Trade union are further told, he said, that there are certain inescapable imperatives of our time, and anyone who does not accept those imperatives is either unpatriotic, misguided, ideologically stuck in a past age, immature and reckless.
“In the case of a public service union like yours, you are now being told that you should assist the state in implementing policies, which may impact negatively on your membership, but you must do this for the good of the country. You are told that the economic conditions post-2008 are extremely difficult, so every one must play his part.
“What you are not told is that by ‘everyone’ they mean only the working people. It has always been the historical trick of capitalism to privatize gains in times of growth, and to socialize losses in periods of recession.
“Today we are seeing clearly that this this philosophy of privatizing gains and socializing losses is being emulated and applied wholesale in our Caribbean. Indeed it can be safely stated that this has become the defining feature of the current state of Caribbean governance today. Concession and tax breaks for the external investors, but new taxes and lay-offs for the workers — all in the name of the global recession,” Joseph said.

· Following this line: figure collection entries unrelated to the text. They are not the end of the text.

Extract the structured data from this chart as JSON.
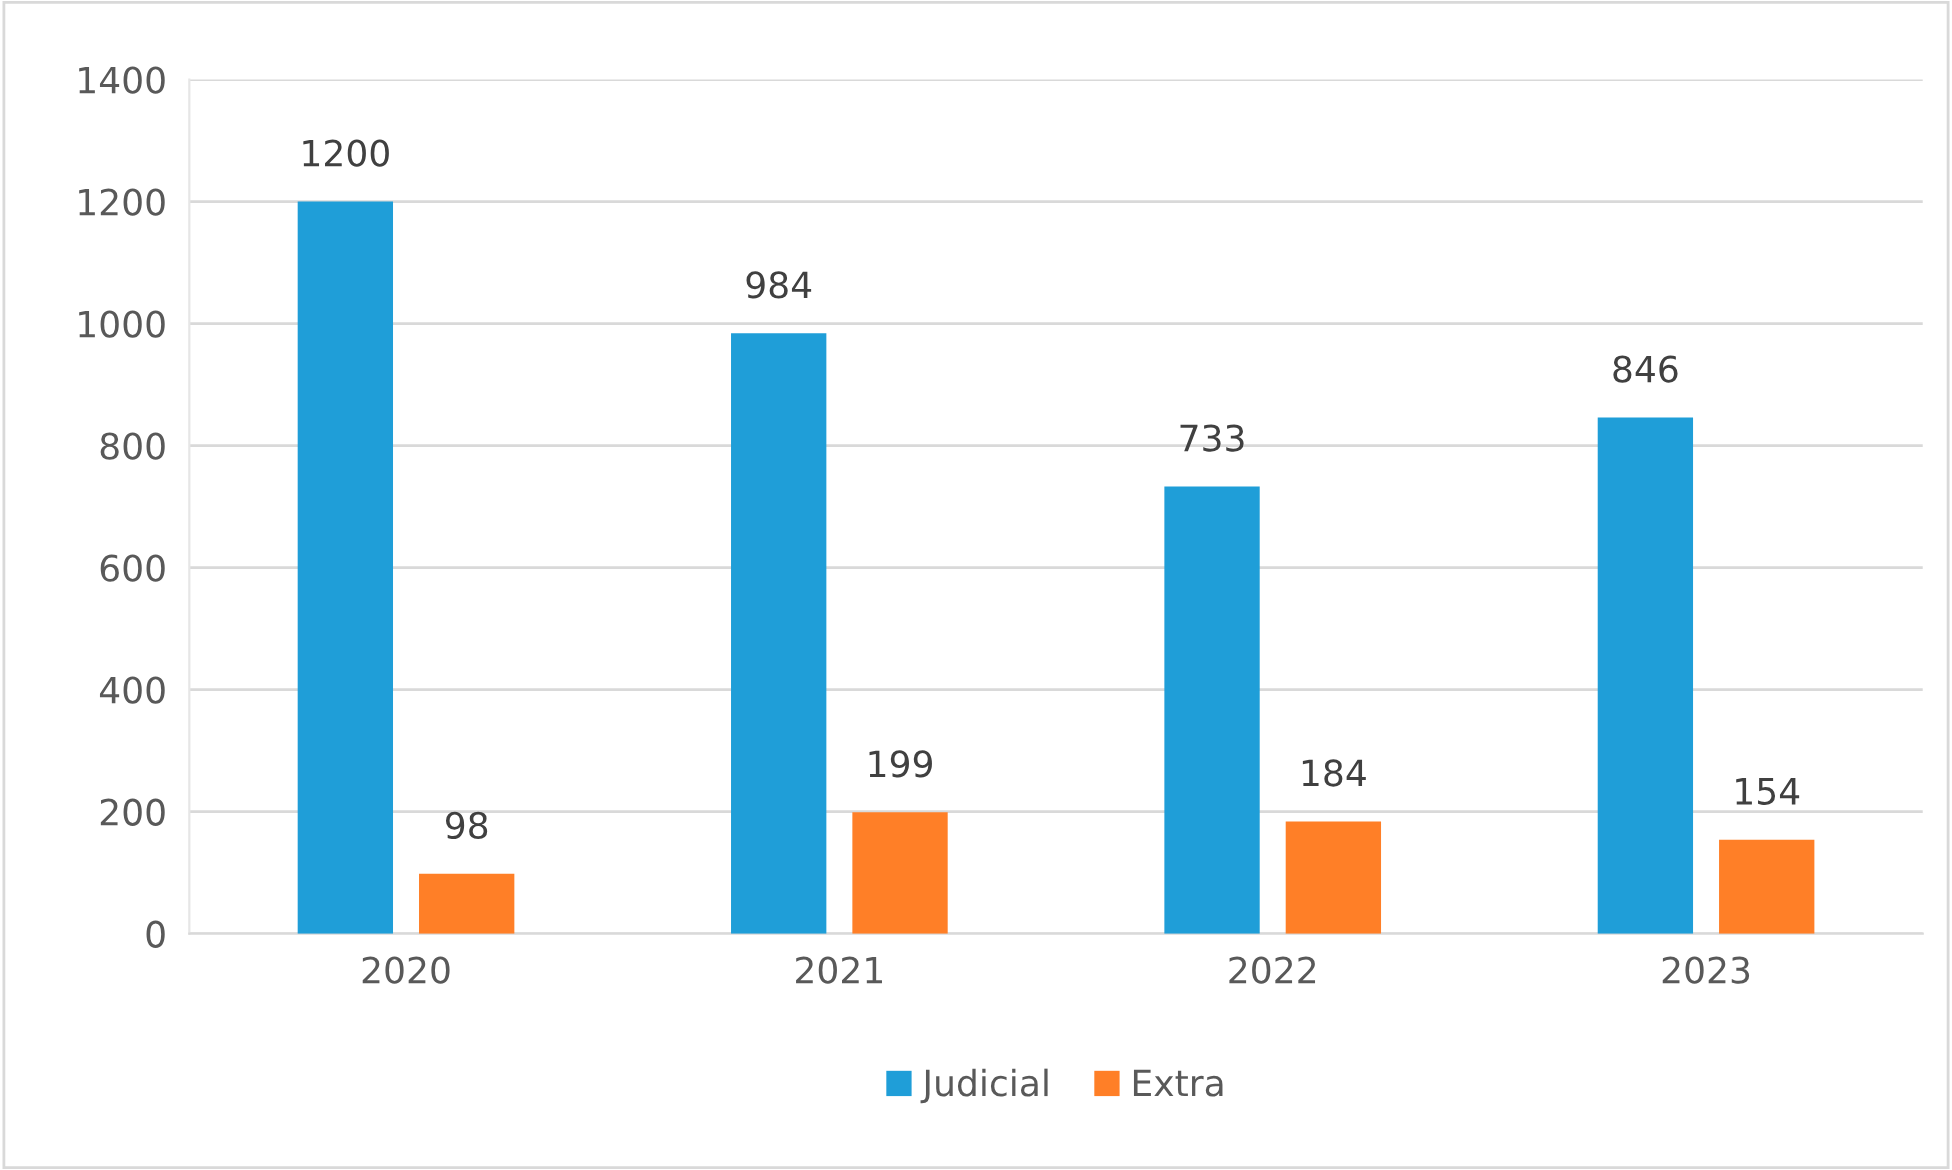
{
  "chart_data": {
    "type": "bar",
    "categories": [
      "2020",
      "2021",
      "2022",
      "2023"
    ],
    "series": [
      {
        "name": "Judicial",
        "color": "#1f9ed8",
        "values": [
          1200,
          984,
          733,
          846
        ]
      },
      {
        "name": "Extra",
        "color": "#ff7f27",
        "values": [
          98,
          199,
          184,
          154
        ]
      }
    ],
    "ylim": [
      0,
      1400
    ],
    "yticks": [
      0,
      200,
      400,
      600,
      800,
      1000,
      1200,
      1400
    ],
    "grid": "y",
    "legend": "bottom",
    "data_labels": true
  }
}
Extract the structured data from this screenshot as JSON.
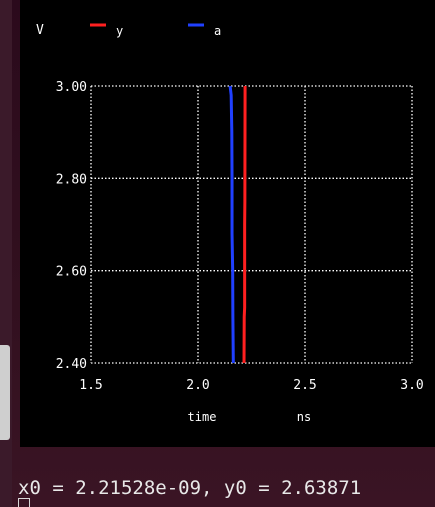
{
  "status_line": "x0 = 2.21528e-09, y0 = 2.63871",
  "colors": {
    "background": "#000000",
    "grid": "#ffffff",
    "text": "#ffffff",
    "series_y": "#ff2020",
    "series_a": "#2040ff"
  },
  "chart_data": {
    "type": "line",
    "title": "",
    "ylabel": "V",
    "xlabel": "time",
    "xunit": "ns",
    "xlim": [
      1.5,
      3.0
    ],
    "ylim": [
      2.4,
      3.0
    ],
    "xticks": [
      1.5,
      2.0,
      2.5,
      3.0
    ],
    "xtick_labels": [
      "1.5",
      "2.0",
      "2.5",
      "3.0"
    ],
    "yticks": [
      2.4,
      2.6,
      2.8,
      3.0
    ],
    "ytick_labels": [
      "2.40",
      "2.60",
      "2.80",
      "3.00"
    ],
    "grid": true,
    "legend_position": "top",
    "series": [
      {
        "name": "y",
        "color": "#ff2020",
        "points": [
          [
            2.215,
            2.4
          ],
          [
            2.216,
            2.5
          ],
          [
            2.218,
            2.52
          ],
          [
            2.218,
            2.7
          ],
          [
            2.219,
            2.75
          ],
          [
            2.22,
            3.0
          ]
        ]
      },
      {
        "name": "a",
        "color": "#2040ff",
        "points": [
          [
            2.165,
            2.4
          ],
          [
            2.163,
            2.5
          ],
          [
            2.162,
            2.6
          ],
          [
            2.159,
            2.68
          ],
          [
            2.159,
            2.8
          ],
          [
            2.158,
            2.9
          ],
          [
            2.155,
            2.98
          ],
          [
            2.15,
            3.0
          ]
        ]
      }
    ]
  }
}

He said these realities have direct bearing on you as a Teachers’ Union in St. Vincent and the Grenadines, and they impact upon all Caribbean teachers unions in much the same way. “As governments face greater and greater challenges in managing their economies, spending on social services in areas like education is drastically reduced. Teachers are asked to hold strain on salary increases, and conditions of work deteriorate as you are asked to do more with less.”
He said that in an effort to weaken trade unions, the enemies of trade unionism are now prescribing that the unions should do more than merely agitate, but should be at the forefront of worker productivity.
“Teachers unions are now being told that instead of making the struggle for better wages and working conditions their main focus, they should change their approach and focus on professional development. They are being asked to develop new pedagogical skills and techniques, and to master the new teaching methodologies associated with new technology. It is as if everyone is now falling over themselves to discourage you from being trade unionists.
“There are some people sitting in our ministries of education who last stood before a class in the 1980s, and who do not even know how to Google, but they are busy trying to deny the trade union of its principal purpose, by telling you that you should focus on improving your technological and pedagogical skills instead of being trade unionists.”
Joseph said that while these things are important, they are part of the normal professional development that any serious worker undertakes for himself in the accustomed process of self-improvement.
“What we object to is the practice by some persons who want to deny us of our roles as trade union agitators, and to reduce the trade union to a self-improvement club to benefit the employer, while denying workers the commensurate rewards.
As the social conditions of our wider societies deteriorate due to the impact of the economic crisis, more and more pressure is being placed on our teachers to be everything to the students in the school,” he said.